Satrapi published Persepolis in 2000, a four-volume graphic memoir that became an international publishing success. The work chronicled her childhood during Iran's 1979 revolution and the subsequent Iran-Iraq War, following a rebellious young girl as she navigated the country's violence and ideological control before being sent alone to Europe at age 14. The memoir sold millions of copies and established Satrapi as one of the most widely read Iranian authors globally. She initially had modest expectations for the project, telling El País in 2020: "With Persepolis, I didn't even think I'd find a publisher. I thought I'd make 50 photocopies for my friends to read."

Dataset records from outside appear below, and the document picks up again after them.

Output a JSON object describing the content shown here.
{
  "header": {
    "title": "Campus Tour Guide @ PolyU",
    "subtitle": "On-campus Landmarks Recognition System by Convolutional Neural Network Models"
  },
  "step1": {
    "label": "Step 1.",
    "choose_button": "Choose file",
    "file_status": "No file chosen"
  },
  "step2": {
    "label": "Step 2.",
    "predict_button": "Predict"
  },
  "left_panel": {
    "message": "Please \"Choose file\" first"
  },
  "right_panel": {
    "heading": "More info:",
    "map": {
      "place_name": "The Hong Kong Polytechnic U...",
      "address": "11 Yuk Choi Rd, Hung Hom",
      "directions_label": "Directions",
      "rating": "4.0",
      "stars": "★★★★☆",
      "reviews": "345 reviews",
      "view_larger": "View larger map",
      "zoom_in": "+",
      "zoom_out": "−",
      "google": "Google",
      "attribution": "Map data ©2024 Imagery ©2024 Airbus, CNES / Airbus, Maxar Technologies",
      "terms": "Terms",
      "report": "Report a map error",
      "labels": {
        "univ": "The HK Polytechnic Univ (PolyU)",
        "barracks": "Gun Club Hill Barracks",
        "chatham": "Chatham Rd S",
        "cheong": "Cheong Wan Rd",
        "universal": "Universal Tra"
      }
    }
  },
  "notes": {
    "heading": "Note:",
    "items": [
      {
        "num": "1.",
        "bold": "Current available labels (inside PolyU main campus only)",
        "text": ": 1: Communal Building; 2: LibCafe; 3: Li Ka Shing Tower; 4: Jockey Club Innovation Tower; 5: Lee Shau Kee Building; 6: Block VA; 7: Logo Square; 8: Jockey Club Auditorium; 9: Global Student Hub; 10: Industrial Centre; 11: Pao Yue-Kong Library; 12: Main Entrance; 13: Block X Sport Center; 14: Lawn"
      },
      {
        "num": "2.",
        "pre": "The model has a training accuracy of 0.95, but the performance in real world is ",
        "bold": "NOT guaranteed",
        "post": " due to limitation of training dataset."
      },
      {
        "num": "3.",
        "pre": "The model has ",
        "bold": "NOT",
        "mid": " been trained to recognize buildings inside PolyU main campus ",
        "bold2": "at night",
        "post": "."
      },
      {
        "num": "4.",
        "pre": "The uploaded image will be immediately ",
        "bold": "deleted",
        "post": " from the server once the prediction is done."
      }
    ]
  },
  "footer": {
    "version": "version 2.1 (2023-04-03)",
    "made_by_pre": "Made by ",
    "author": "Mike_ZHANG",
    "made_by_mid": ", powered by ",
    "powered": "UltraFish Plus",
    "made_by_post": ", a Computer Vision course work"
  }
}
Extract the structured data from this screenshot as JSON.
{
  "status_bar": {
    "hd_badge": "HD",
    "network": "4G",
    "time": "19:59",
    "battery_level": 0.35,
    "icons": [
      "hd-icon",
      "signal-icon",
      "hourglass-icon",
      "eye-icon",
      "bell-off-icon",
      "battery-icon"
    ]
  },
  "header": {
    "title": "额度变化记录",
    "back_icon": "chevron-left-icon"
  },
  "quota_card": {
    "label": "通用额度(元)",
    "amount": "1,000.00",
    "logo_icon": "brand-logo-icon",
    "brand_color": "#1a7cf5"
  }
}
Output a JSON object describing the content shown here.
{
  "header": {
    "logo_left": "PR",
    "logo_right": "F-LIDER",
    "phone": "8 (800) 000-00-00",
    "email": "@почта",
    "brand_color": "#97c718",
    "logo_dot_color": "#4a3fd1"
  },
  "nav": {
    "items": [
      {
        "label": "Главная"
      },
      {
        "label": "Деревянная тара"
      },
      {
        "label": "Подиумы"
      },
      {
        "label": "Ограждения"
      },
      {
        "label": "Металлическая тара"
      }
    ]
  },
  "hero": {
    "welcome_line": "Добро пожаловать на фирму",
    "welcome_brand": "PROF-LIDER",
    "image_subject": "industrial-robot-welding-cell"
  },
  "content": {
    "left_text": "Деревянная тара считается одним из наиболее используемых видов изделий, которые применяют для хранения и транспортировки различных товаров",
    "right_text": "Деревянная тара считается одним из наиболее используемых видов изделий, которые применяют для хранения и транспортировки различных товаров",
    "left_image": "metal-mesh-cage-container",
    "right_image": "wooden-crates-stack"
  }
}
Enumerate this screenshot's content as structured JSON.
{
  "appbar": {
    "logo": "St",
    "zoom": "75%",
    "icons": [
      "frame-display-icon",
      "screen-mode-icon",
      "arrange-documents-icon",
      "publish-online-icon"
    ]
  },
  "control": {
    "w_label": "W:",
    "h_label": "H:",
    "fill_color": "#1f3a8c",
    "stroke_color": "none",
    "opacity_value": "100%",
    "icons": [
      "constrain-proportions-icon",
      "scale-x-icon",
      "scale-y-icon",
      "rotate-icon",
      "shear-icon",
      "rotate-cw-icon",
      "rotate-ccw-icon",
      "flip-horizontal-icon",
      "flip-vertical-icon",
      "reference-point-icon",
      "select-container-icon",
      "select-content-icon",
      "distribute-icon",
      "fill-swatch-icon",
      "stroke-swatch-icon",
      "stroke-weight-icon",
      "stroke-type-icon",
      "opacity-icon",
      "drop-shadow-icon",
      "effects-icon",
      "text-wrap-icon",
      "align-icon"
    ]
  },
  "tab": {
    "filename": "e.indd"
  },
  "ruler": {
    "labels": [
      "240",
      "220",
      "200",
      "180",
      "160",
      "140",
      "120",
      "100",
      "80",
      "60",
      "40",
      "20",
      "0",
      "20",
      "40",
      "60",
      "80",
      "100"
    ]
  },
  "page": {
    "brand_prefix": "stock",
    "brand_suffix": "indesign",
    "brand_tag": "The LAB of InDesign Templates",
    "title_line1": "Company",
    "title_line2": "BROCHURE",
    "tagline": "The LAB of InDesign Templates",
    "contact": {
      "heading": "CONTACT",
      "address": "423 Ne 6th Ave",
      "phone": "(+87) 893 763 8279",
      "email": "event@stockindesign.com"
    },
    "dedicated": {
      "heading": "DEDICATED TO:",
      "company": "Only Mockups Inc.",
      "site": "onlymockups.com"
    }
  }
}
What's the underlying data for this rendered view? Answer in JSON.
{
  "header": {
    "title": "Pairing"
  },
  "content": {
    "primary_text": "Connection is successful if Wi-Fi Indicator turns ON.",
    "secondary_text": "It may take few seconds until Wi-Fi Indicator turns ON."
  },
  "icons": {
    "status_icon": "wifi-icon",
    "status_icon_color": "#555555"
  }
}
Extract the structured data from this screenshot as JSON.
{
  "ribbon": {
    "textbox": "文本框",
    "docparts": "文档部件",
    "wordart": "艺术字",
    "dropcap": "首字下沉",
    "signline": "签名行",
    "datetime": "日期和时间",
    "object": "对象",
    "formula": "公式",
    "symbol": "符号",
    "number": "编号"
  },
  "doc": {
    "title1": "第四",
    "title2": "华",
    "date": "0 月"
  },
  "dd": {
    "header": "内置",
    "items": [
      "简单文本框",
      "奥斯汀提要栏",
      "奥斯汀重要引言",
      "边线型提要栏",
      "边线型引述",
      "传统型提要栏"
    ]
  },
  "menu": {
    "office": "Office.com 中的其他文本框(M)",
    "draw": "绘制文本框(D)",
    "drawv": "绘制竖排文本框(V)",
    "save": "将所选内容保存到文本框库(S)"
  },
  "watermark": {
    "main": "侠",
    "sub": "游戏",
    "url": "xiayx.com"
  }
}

Satrapi co-directed the animated film adaptation of Persepolis, which became an international success. She made history as the first woman nominated for the Academy Award for Best Animated Feature. She later directed five feature films, including Radioactive in 2019, starring Rosamund Pike as physicist Marie Curie.

Regarding her choice of medium, Satrapi said: "Drawing it's the first language of human beings, before writing, before even talking, before words." She described the purpose of her work as reassuring young Iranians they were heard and supported globally, stating: "If they kill you and the whole world doesn't care, how is that? This is the whole thing I'm asking: just recognise this."

In 2024, Satrapi returned to comics by coordinating Woman, Life, Freedom, a collaborative graphic work featuring 17 Iranian and international comic artists alongside academics. The book examined protests following the 2022 death in custody of Mahsa Amini, a 22-year-old Kurdish-Iranian woman detained for allegedly failing to comply with mandatory headscarf rules. Discussing the project, Satrapi said: "The only thing I can do is cultural work. This book is a message to the Iranian people to say, listen, you are not alone."

Her death prompted tributes from French political leaders and international figures. President Emmanuel Macron called her "a great artist who turned her Iranian childhood into a universal tale." Margaret Atwood noted that Satrapi "lived" experiences of repression that Atwood had only written about, describing her work as increasingly pertinent given Iran's current circumstances.